Un sito deve essere bello e soprattutto utile: questa è la vera essenza essenza del web design.

 La SEO, invece, è un lavoro che richiede una preparazione approfondita lunga anni e che necessita di attenzione, cura nei dettagli, tempo, scrittura costante di contenuti di valore e tanto impegno.

Purtroppo c’è ancora gente oggi che pensa che la SEO sia fatta soltanto di link di poco conto e metatags.

La SEO richiede invece aggiornamenti continui, poiché ogni settimana escono nuovi articoli di aggiornamento sull’evoluzione dell’algoritmo di Google e delle modalità SEO. Se non si vuole rimanere indietro bisogna continuamente aggiornarsi ed adeguarsi. Il metodo di lavoro, infatti, viene integrato costantemente da nuove operazioni e pertanto deve essere aperto e facilmente modificabile.

 

Ci sono alcune dinamiche in cui il web design e la SEO sono imprescindibili l’uno dall’altro

Il web design e la SEO sono indubbiamente due mezzi che possono aiutare il webmaster a raggiungere gli obiettivi prefissati dal cliente.

Si immagini, per esempio, una landing page ben posizionata su Google: sicuramente le tecniche SEO sono fondamentali per posizionarla ma, in assenza di un buon studio di web design ed un’elevata fruibilità del sito, gli sforzi non verrebbero adeguatamente ricompensati.

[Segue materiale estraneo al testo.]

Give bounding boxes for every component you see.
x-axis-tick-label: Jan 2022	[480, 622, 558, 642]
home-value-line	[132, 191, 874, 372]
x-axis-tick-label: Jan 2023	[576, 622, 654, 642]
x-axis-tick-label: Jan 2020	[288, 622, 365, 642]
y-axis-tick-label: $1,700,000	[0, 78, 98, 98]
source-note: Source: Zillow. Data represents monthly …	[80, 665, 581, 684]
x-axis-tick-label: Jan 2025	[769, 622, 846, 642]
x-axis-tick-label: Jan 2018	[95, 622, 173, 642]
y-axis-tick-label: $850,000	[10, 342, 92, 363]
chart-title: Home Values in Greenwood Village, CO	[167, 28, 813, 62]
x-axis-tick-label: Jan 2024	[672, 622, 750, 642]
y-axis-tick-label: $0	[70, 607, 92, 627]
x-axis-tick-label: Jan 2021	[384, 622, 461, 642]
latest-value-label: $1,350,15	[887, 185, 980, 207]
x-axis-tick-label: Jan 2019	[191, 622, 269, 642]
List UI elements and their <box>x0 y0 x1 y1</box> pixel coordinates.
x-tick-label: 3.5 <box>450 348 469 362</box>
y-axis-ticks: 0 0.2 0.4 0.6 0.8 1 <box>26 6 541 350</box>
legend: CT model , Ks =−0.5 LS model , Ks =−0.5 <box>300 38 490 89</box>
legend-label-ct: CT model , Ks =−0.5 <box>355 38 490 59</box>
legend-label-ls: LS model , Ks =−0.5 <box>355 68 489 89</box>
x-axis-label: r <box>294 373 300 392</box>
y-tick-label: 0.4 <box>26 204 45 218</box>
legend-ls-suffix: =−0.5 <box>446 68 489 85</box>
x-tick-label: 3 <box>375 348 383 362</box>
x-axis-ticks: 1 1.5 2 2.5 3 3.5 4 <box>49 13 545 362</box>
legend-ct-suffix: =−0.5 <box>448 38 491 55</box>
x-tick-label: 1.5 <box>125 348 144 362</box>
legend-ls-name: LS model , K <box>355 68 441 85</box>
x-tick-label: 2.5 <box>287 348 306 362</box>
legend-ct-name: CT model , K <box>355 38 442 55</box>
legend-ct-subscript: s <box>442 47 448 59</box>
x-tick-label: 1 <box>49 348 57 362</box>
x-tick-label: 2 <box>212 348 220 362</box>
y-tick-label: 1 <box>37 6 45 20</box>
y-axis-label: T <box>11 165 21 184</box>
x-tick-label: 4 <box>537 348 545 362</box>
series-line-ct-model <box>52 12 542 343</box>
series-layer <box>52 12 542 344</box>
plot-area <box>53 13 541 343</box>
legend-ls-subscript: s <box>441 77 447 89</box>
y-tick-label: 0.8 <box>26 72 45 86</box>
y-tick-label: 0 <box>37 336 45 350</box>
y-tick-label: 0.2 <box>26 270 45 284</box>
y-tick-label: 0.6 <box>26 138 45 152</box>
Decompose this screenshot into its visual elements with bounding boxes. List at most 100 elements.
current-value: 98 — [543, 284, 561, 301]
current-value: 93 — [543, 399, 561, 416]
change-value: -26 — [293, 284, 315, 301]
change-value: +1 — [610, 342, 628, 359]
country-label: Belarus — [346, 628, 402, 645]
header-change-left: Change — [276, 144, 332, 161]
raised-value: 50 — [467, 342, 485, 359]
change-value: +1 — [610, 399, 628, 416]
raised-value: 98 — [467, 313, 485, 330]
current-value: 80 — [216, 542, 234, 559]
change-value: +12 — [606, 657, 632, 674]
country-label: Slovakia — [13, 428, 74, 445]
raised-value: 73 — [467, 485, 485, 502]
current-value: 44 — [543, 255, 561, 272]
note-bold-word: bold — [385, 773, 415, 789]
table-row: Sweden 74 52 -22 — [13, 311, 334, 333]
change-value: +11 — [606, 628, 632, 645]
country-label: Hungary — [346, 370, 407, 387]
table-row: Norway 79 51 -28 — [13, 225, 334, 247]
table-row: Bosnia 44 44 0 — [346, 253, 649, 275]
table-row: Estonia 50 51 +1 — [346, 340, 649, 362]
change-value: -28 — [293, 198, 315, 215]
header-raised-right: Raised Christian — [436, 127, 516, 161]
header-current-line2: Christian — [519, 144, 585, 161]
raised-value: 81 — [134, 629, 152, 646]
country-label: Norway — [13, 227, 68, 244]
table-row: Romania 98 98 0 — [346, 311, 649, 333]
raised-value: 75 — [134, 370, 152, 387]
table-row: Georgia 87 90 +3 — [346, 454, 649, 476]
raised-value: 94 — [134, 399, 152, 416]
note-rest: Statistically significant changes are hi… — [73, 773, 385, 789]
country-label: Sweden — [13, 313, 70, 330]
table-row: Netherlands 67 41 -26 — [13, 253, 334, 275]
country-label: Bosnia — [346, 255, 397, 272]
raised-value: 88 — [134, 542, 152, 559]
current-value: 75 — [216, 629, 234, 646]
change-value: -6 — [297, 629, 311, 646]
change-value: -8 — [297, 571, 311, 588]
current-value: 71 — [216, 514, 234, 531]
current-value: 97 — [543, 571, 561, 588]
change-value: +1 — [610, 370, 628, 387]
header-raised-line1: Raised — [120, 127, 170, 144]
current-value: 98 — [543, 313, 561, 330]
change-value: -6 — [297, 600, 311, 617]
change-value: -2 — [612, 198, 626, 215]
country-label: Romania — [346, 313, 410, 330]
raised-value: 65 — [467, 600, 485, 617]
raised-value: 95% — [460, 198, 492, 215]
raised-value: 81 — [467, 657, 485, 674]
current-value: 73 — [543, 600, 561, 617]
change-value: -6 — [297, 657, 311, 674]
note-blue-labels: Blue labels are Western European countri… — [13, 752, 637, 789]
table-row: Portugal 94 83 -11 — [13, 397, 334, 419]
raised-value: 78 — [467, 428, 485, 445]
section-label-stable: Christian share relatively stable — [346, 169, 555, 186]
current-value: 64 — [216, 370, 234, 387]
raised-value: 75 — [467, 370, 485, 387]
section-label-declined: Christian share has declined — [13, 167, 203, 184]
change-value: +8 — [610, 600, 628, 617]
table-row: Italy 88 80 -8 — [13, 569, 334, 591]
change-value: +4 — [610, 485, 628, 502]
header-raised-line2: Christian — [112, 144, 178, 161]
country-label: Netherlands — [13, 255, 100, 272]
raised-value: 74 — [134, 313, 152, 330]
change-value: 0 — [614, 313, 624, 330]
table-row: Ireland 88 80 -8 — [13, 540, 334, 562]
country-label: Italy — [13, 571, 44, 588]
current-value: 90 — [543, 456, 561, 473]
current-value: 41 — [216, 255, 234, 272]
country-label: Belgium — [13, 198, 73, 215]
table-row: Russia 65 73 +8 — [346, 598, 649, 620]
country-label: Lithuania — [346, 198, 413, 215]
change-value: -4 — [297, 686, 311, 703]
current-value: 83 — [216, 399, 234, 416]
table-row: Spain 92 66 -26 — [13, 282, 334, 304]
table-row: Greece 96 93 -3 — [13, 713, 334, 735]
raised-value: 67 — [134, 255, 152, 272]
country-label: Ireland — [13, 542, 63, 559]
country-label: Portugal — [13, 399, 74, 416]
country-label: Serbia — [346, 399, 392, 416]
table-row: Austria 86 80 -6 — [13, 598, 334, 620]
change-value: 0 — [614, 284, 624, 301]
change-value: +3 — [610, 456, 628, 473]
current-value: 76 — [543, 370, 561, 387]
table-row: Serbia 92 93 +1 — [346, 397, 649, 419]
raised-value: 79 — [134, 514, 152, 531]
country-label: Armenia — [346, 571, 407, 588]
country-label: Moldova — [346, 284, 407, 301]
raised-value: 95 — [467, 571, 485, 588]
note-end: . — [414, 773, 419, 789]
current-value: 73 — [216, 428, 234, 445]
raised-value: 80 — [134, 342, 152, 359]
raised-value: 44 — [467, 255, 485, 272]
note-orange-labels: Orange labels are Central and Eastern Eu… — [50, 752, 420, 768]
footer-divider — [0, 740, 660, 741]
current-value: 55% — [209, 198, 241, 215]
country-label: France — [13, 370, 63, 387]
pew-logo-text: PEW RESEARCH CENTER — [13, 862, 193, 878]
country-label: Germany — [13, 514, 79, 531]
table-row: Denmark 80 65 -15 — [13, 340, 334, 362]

In alternativa, si pensi ad un sito aziendale, in cui l’utente accede e si imbatte in un sito stile anni 2000, vecchio, brutto e disorganizzato. Quante possibilità si hanno che l’utente abbandoni immediatamente il sito? Moltissime. È opportuno ritenere che queste due ali del web debbano assolutamente viaggiare a braccetto, poiché sono come due ruote della stessa auto.

 

Diversi sono gli errori che un web designer alle prime armi può compiere:

uno degli errori peggiori è l’eccessiva complessità dell’aspetto grafico. Sarebbe opportuno prediligere template leggeri, chiari e fruibili. Se un sito è sovrabbondante alla vista, si sta certamente sbagliando qualcosa. La sovrabbondanza di effetti grafici, infatti, distoglie l’utente dai contenuti più importanti.

Un altro errore da evitare è non creare un sito responsive o, quantomeno, una versione mobile del sito. Oggi, com’è noto, i dispositivi mobili sono diventatoi importanti quanto i PC. Probabilmente questa tendenza, che nell’arco degli ultimi anni è cresciuta a dismisura, subirà una battuta d’arresto.

Ad ogni modo, si tratta di un aspetto che oggi non va assolutamente sottovalutato.

 Investire negli ambiti del web design e della SEO significa essere pienamente consapevoli del potenziale promozionale delle nuove tecnologie e consentire all’azienda di raggiungere gli obiettivi più ambiziosi.